At the same time, the Maire – EuroChem case should be viewed not only as a legal precedent, but also as a signal to management teams. It highlights three key challenges contractors now face in global markets.

Lesson 1: Jurisdictional Conflict as a Risk Multiplier

Until recently, arbitration was regarded as a universal tool for protecting interests in cross-border projects. However, the Maire situation shows that under conditions of external restrictions, legal predictability is eroding. A ruling by an arbitration court in one jurisdiction no longer guarantees automatic recognition or enforcement in another.

When courts in multiple countries become involved in a dispute, from the UK to India, the legal process loses manageability. Instead of a single final decision, a web of parallel proceedings emerges: in different countries and legal systems, on different claims, and with different risk profiles.

The consequences of each such proceeding are unpredictable. They may extend beyond the original jurisdiction, affect new assets, provoke counterclaims, complicate banking support, and undermine the trust of key counterparties. Taken together, this transforms legal risk from a manageable category into a systemic factor capable of affecting an entire business model.

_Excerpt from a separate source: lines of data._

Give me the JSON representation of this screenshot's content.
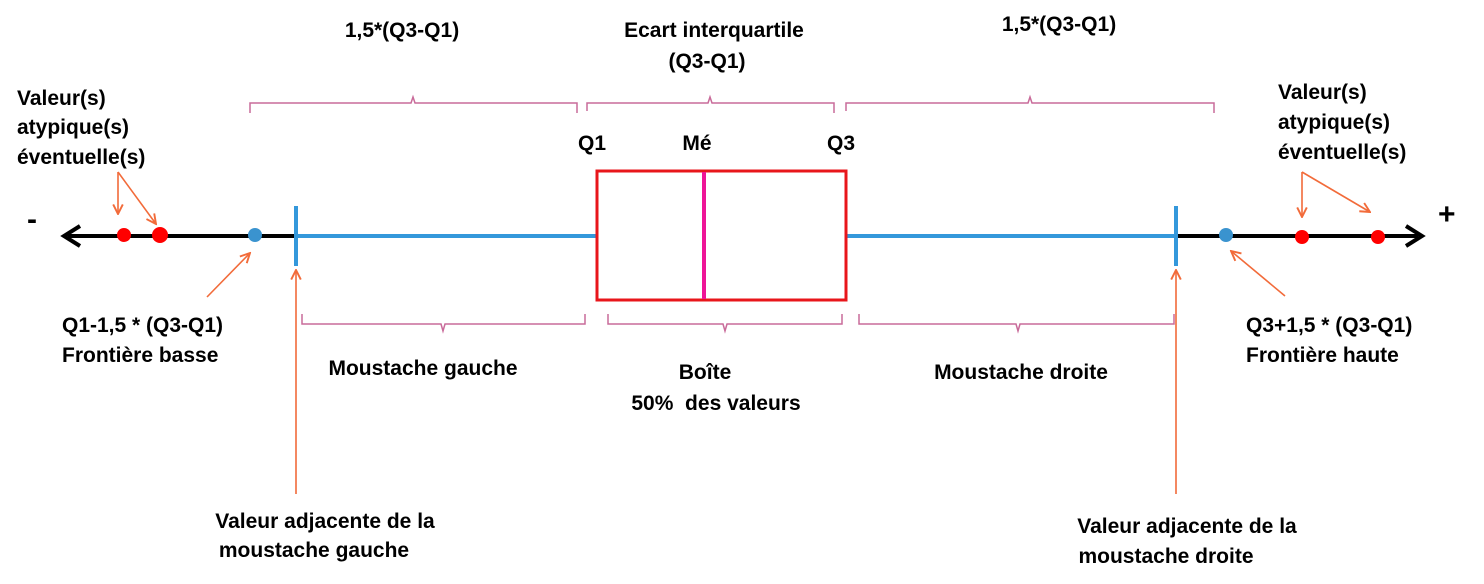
{
  "labels": {
    "minus": "-",
    "plus": "+",
    "range_left": "1,5*(Q3-Q1)",
    "range_right": "1,5*(Q3-Q1)",
    "iqr_line1": "Ecart interquartile",
    "iqr_line2": "(Q3-Q1)",
    "q1": "Q1",
    "median": "Mé",
    "q3": "Q3",
    "outliers_left": [
      "Valeur(s)",
      "atypique(s)",
      "éventuelle(s)"
    ],
    "outliers_right": [
      "Valeur(s)",
      "atypique(s)",
      "éventuelle(s)"
    ],
    "lower_fence": [
      "Q1-1,5 * (Q3-Q1)",
      "Frontière basse"
    ],
    "upper_fence": [
      "Q3+1,5 * (Q3-Q1)",
      "Frontière haute"
    ],
    "left_whisker": "Moustache gauche",
    "box_line1": "Boîte",
    "box_line2": "50%  des valeurs",
    "right_whisker": "Moustache droite",
    "left_adjacent": [
      "Valeur adjacente de la",
      "moustache gauche"
    ],
    "right_adjacent": [
      "Valeur adjacente de la",
      "moustache droite"
    ]
  },
  "colors": {
    "axis": "#000000",
    "whisker": "#3498db",
    "box": "#e8161b",
    "median": "#ee1597",
    "outlier": "#ff0000",
    "fence_point": "#3a93cf",
    "arrow": "#f26b3a",
    "brace": "#c96b9a"
  }
}
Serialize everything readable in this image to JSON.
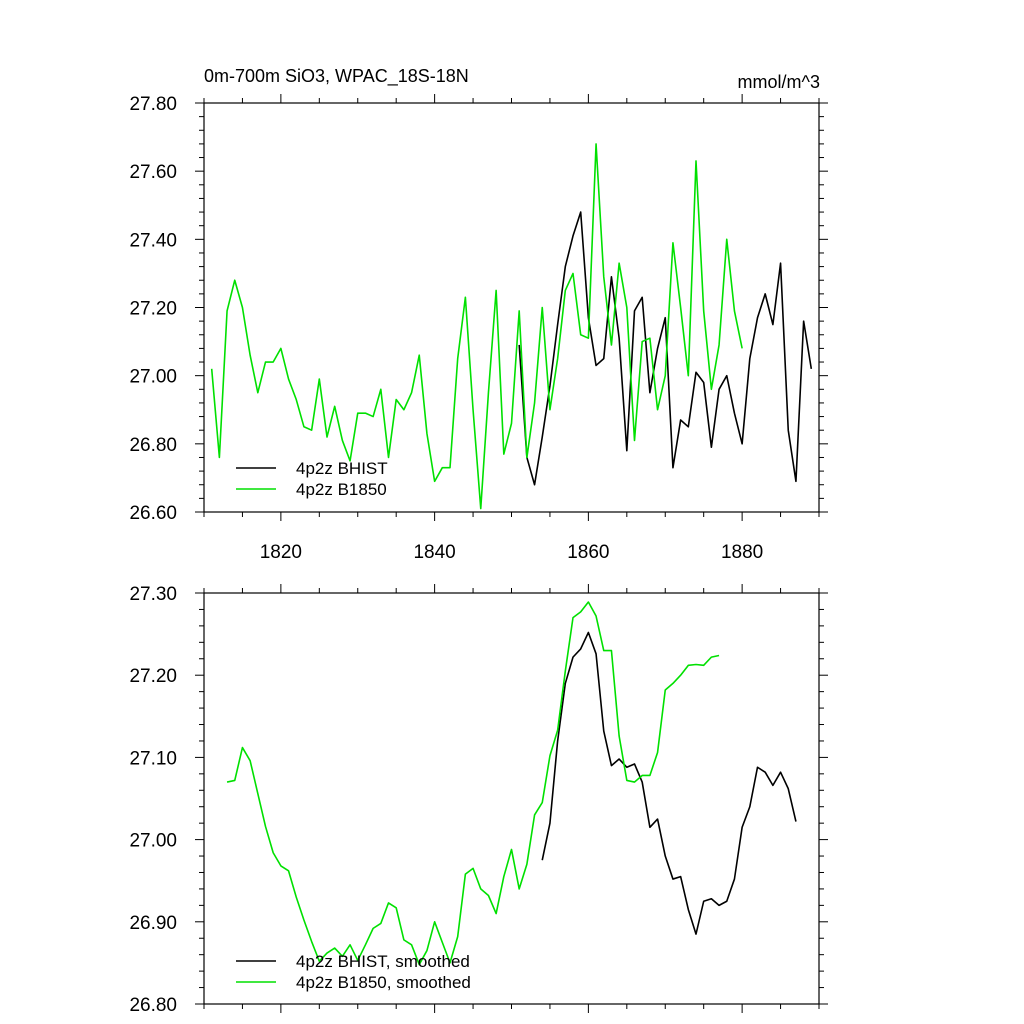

For management teams, this means legal strategy must account not only for the strength of legal arguments, but also for conflicts between regulatory systems — especially when projects are implemented in politically sensitive jurisdictions.

Lesson 2: How Customers Reassess Risk

One of the least controllable factors is how external counterparties perceive risk. Banks, regulators, and clients - particularly in countries with strong state involvement - tend to act proactively. The mere existence of a legal dispute, combined with any reference to sanctions, is often enough to trigger revisions of financing terms, suspensions of deals, or even changes in contractors.

Maire has become an example of how legal complications, regardless of the letter of the contract, can slow implementation and weaken confidence in a contractor.

This dynamic is especially pronounced in Asia, the Middle East and Africa, where projects are frequently backed by governments and contractor selection involves additional scrutiny of resilience - not only financial, but also political and legal. In such an environment, judicial and sanctions risks become part of a contractor’s overall profile and can play a decisive role in the allocation of future contracts.

Lesson 3: Contract Architecture and Communications Under Pressure

Complex international projects require not only engineering excellence, but also robust contract architecture. The Maire case illustrates how the framework of a classic EPC contract can falter amid external instability. Communications with the customer, responses to force majeure, and mechanisms for revising terms all require clearly defined procedures and channels in advance.

Problems arise when the legal logic of a project comes into conflict with its operational realities. Under such conditions, even a suspension of work that is justified from an engineering or financial perspective may be perceived as an alarming signal, triggering a chain reaction with a difficult-to-predict outcome.